IT is a bleak but sadly unavoidable fact of life that back pain will trouble about 80 per cent of us at some time. The best way to find out if someone is at risk of back pain in the future is to ask them if they have ever suffered from it in the past - if the answer is yes, then they are likely to suffer from it again.
Physiotherapist Gordon Smith has been treating back pain at Droitwich Health Centre in Ombersley Street for the last 10 years and helps thousands of people every year manage their symptoms.
Mr Smith, aged 40, from Evesham, said that although the facts paint a "pretty depressing picture" there are simple ways to tackle back pain, from improving our posture to doing more exercise.
First, he makes a diagnosis of the cause of the back pain, ruling out any serious signs and symptoms or "red flags" which may need more urgent hospital care.
He said the vast majority of patients do not have these problems - they have "simple low-back pain", a strain of the back.
Physiotherapists then help the patient recover by advising them on how to try to avoid further episodes of back pain.
Many areas now offer a telephone service called Physio Direct which offers advice on managing the problem.
Mr Smith said exercise was far better than lying in bed when it comes to beating back pain.
He said: "Sedentary jobs are just as bad as manual ones for causing a bad back. You would think someone like a dustman would be more affected by it but one of the worst jobs for causing a bad back seems to be telesales. People who hurt their back tend to stop moving but sometimes they have to overcome this fear factor. I fully appreciate people may not want to move. People say to themselves, If I don't move I can't damage my back'. Psychology has a massive role to play."
Trying to remain active is important even if the pain means you are less active than usual.
Mr Smith says the key is to break down big jobs into smaller manageable sizes, but to keep doing something and aim to do a little more each day. He added: "Instead of aiming to clean your whole house at one go you may choose to only do one room a day. Similarly, instead of doing all your gardening at one go you may choose to just weed one small bed to begin with. General exercise is good - try to walk each day and, again, try to walk a little further each day - maybe to the next lamppost, or to the next road junction and extend this on a daily basis.

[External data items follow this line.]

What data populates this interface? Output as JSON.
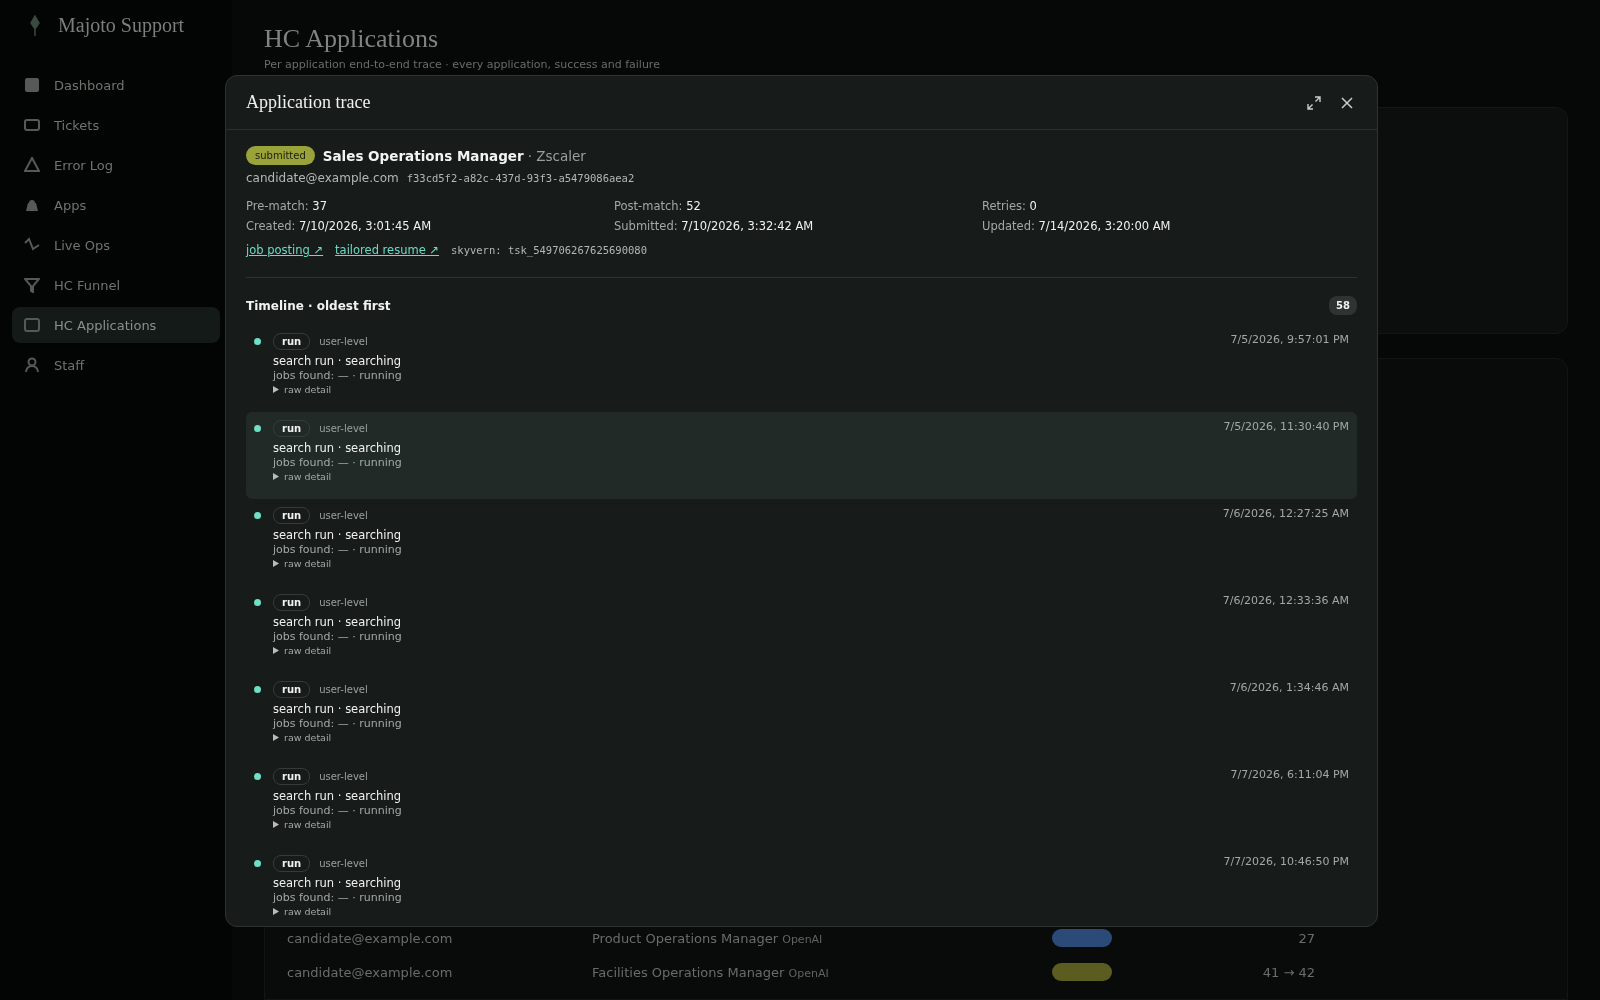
{
  "sidebar": {
    "brand": "Majoto Support",
    "items": [
      {
        "label": "Dashboard",
        "selected": false
      },
      {
        "label": "Tickets",
        "selected": false
      },
      {
        "label": "Error Log",
        "selected": false
      },
      {
        "label": "Apps",
        "selected": false
      },
      {
        "label": "Live Ops",
        "selected": false
      },
      {
        "label": "HC Funnel",
        "selected": false
      },
      {
        "label": "HC Applications",
        "selected": true
      },
      {
        "label": "Staff",
        "selected": false
      }
    ]
  },
  "page": {
    "title": "HC Applications",
    "subtitle": "Per application end-to-end trace · every application, success and failure"
  },
  "table": {
    "rows": [
      {
        "email": "candidate@example.com",
        "role": "Product Operations Manager",
        "company": "OpenAI",
        "color": "#2c4a78",
        "score": "27"
      },
      {
        "email": "candidate@example.com",
        "role": "Facilities Operations Manager",
        "company": "OpenAI",
        "color": "#5a5c20",
        "score": "41 → 42"
      }
    ]
  },
  "modal": {
    "title": "Application trace",
    "application": {
      "status": "submitted",
      "role": "Sales Operations Manager",
      "company": "· Zscaler",
      "email": "candidate@example.com",
      "id": "f33cd5f2-a82c-437d-93f3-a5479086aea2",
      "meta": [
        {
          "label": "Pre-match:",
          "value": "37"
        },
        {
          "label": "Post-match:",
          "value": "52"
        },
        {
          "label": "Retries:",
          "value": "0"
        },
        {
          "label": "Created:",
          "value": "7/10/2026, 3:01:45 AM"
        },
        {
          "label": "Submitted:",
          "value": "7/10/2026, 3:32:42 AM"
        },
        {
          "label": "Updated:",
          "value": "7/14/2026, 3:20:00 AM"
        }
      ],
      "links": [
        "job posting ↗",
        "tailored resume ↗"
      ],
      "skyvern": "skyvern: tsk_549706267625690080"
    },
    "timeline": {
      "title": "Timeline · oldest first",
      "count": "58",
      "events": [
        {
          "tag": "run",
          "level": "user-level",
          "title": "search run · searching",
          "detail": "jobs found: — · running",
          "toggle": "raw detail",
          "time": "7/5/2026, 9:57:01 PM",
          "hovered": false
        },
        {
          "tag": "run",
          "level": "user-level",
          "title": "search run · searching",
          "detail": "jobs found: — · running",
          "toggle": "raw detail",
          "time": "7/5/2026, 11:30:40 PM",
          "hovered": true
        },
        {
          "tag": "run",
          "level": "user-level",
          "title": "search run · searching",
          "detail": "jobs found: — · running",
          "toggle": "raw detail",
          "time": "7/6/2026, 12:27:25 AM",
          "hovered": false
        },
        {
          "tag": "run",
          "level": "user-level",
          "title": "search run · searching",
          "detail": "jobs found: — · running",
          "toggle": "raw detail",
          "time": "7/6/2026, 12:33:36 AM",
          "hovered": false
        },
        {
          "tag": "run",
          "level": "user-level",
          "title": "search run · searching",
          "detail": "jobs found: — · running",
          "toggle": "raw detail",
          "time": "7/6/2026, 1:34:46 AM",
          "hovered": false
        },
        {
          "tag": "run",
          "level": "user-level",
          "title": "search run · searching",
          "detail": "jobs found: — · running",
          "toggle": "raw detail",
          "time": "7/7/2026, 6:11:04 PM",
          "hovered": false
        },
        {
          "tag": "run",
          "level": "user-level",
          "title": "search run · searching",
          "detail": "jobs found: — · running",
          "toggle": "raw detail",
          "time": "7/7/2026, 10:46:50 PM",
          "hovered": false
        }
      ]
    }
  }
}
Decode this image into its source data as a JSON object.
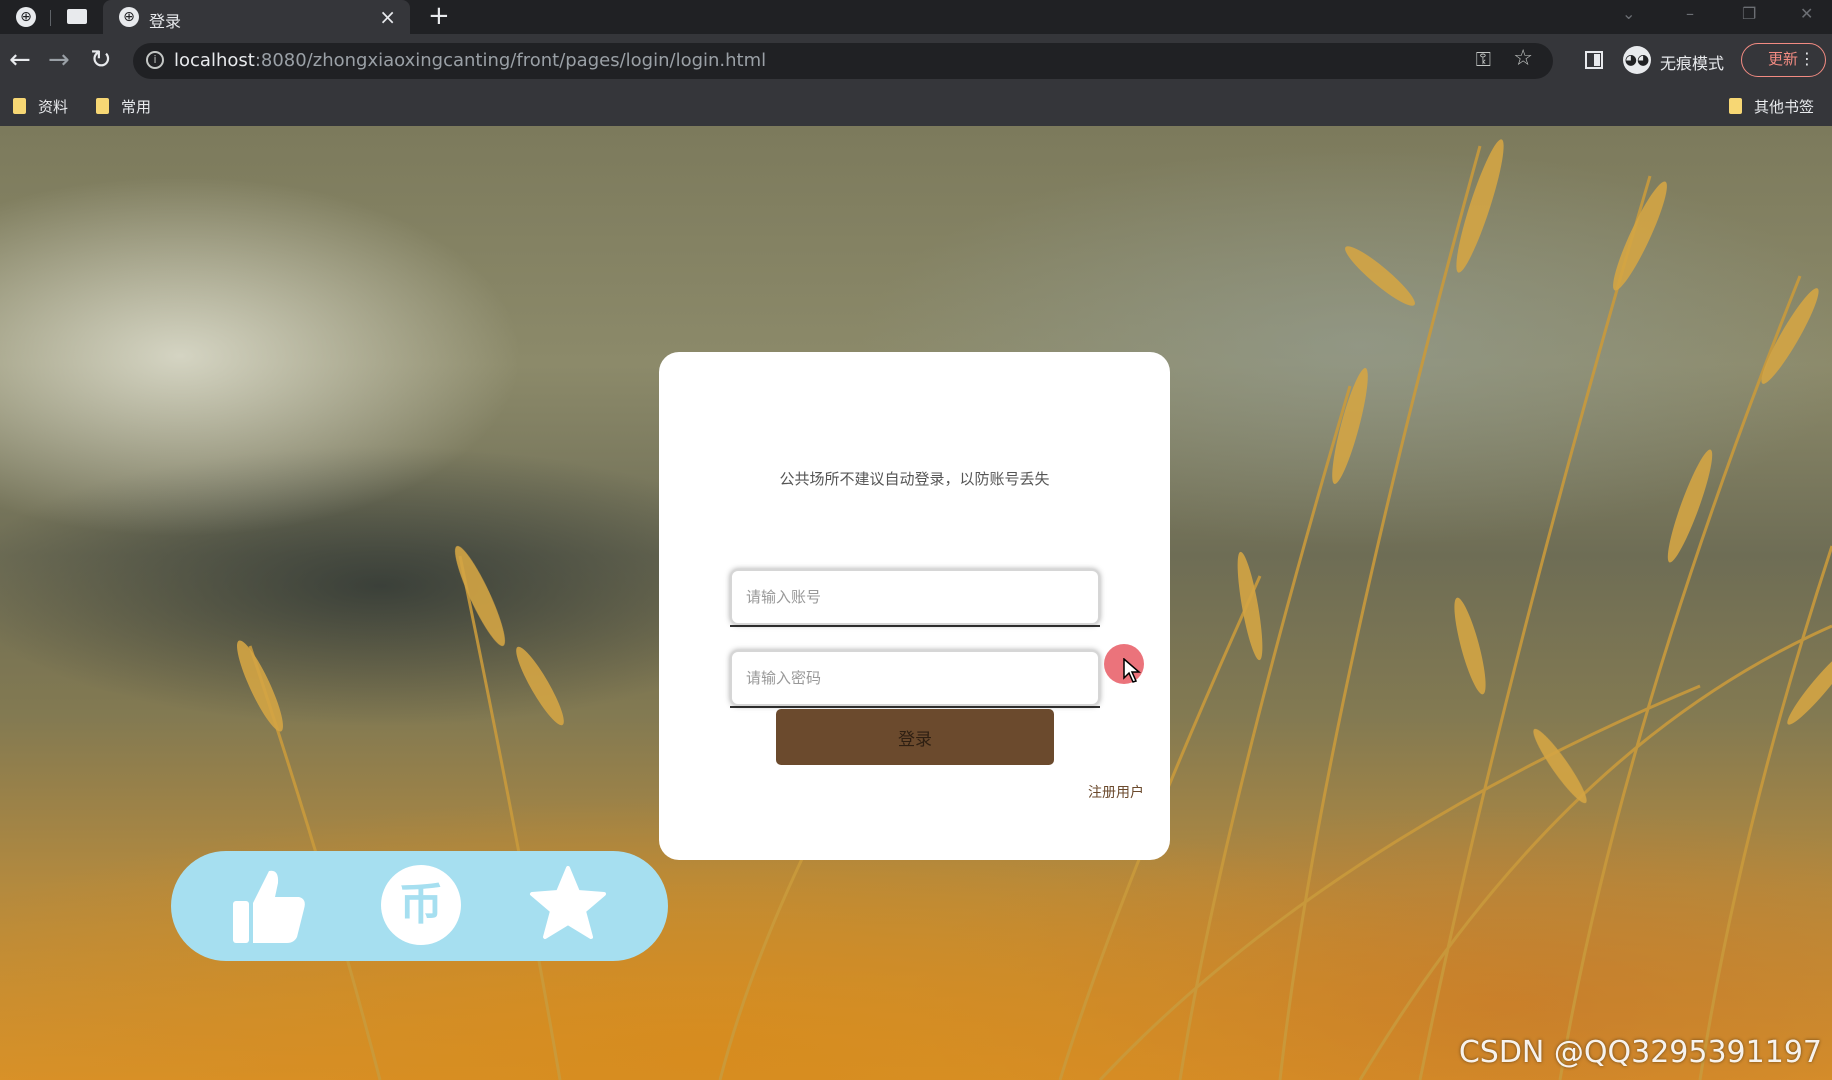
{
  "browser": {
    "tab_title": "登录",
    "tab_close": "×",
    "new_tab": "+",
    "url_host": "localhost",
    "url_rest": ":8080/zhongxiaoxingcanting/front/pages/login/login.html",
    "incognito_label": "无痕模式",
    "update_label": "更新",
    "bookmarks": [
      "资料",
      "常用"
    ],
    "other_bookmarks": "其他书签",
    "icons": {
      "back": "back-arrow-icon",
      "forward": "forward-arrow-icon",
      "reload": "reload-icon",
      "key": "key-icon",
      "star": "star-icon",
      "side_panel": "side-panel-icon",
      "incognito": "incognito-icon",
      "menu": "kebab-menu-icon"
    }
  },
  "login": {
    "notice": "公共场所不建议自动登录，以防账号丢失",
    "account_placeholder": "请输入账号",
    "password_placeholder": "请输入密码",
    "login_label": "登录",
    "register_label": "注册用户"
  },
  "actions": {
    "like": "thumbs-up-icon",
    "coin": "coin-icon",
    "coin_glyph": "币",
    "favorite": "star-icon"
  },
  "watermark": "CSDN @QQ3295391197",
  "colors": {
    "login_button": "#6b4a2d",
    "action_pill": "#a6dff0",
    "update_accent": "#f28b82"
  }
}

Swimming may be helpful - even if you do not swim when in the pool, just enjoying the warmth and buoyancy of the water can be beneficial."
You may also consult your local pharmacist for advice on over-the- counter pain medications which may be necessary for a week or two.
The back pain should ease if these steps are followed but if the pain gets worse it is advised that patients should call their GP as soon as possible.
If you find this is not happening or your pain is significantly worsening you may contact your GP or physiotherapist.
DIY GUIDE TO THE BACK
Placing a hot water bottle, or a microwavable hot pack, wrapped in a towel on your back for 15 minutes three times a day may be of use.
Or place a packet of frozen peas wrapped in a damp towel on your back for 15 minutes three times a day.
Stay active - try to stay active and remain at work if possible. One of the worst things to do with back pain is to sit down all day.
Aim to sit in a firm chair and place a rolled towel in the small of your back. Get out of the chair and move around on a regular basis.
Stand up - it is less stressful on your back to stand and you might find alternately placing one leg on a stool or box when standing eases the pain.
Lie on your stomach - place pillows under your stomach if necessary. Lying propped up on your elbows to watch TV or read a book for up to 30 minutes is much better than sitting slouched in a soft armchair.
While driving adjust your driving position to ensure your seat is upright,and adjust your mirror to encourage you to sit upright, again with a towel in the small of your back.
Swim - when in the pool you can stand and bend one knee at a time up to your chest, lean sideways and backwards with your back, walk/swim widths or lengths of the pool. Swimming sessions should be limited to about 15 - 20 minutes.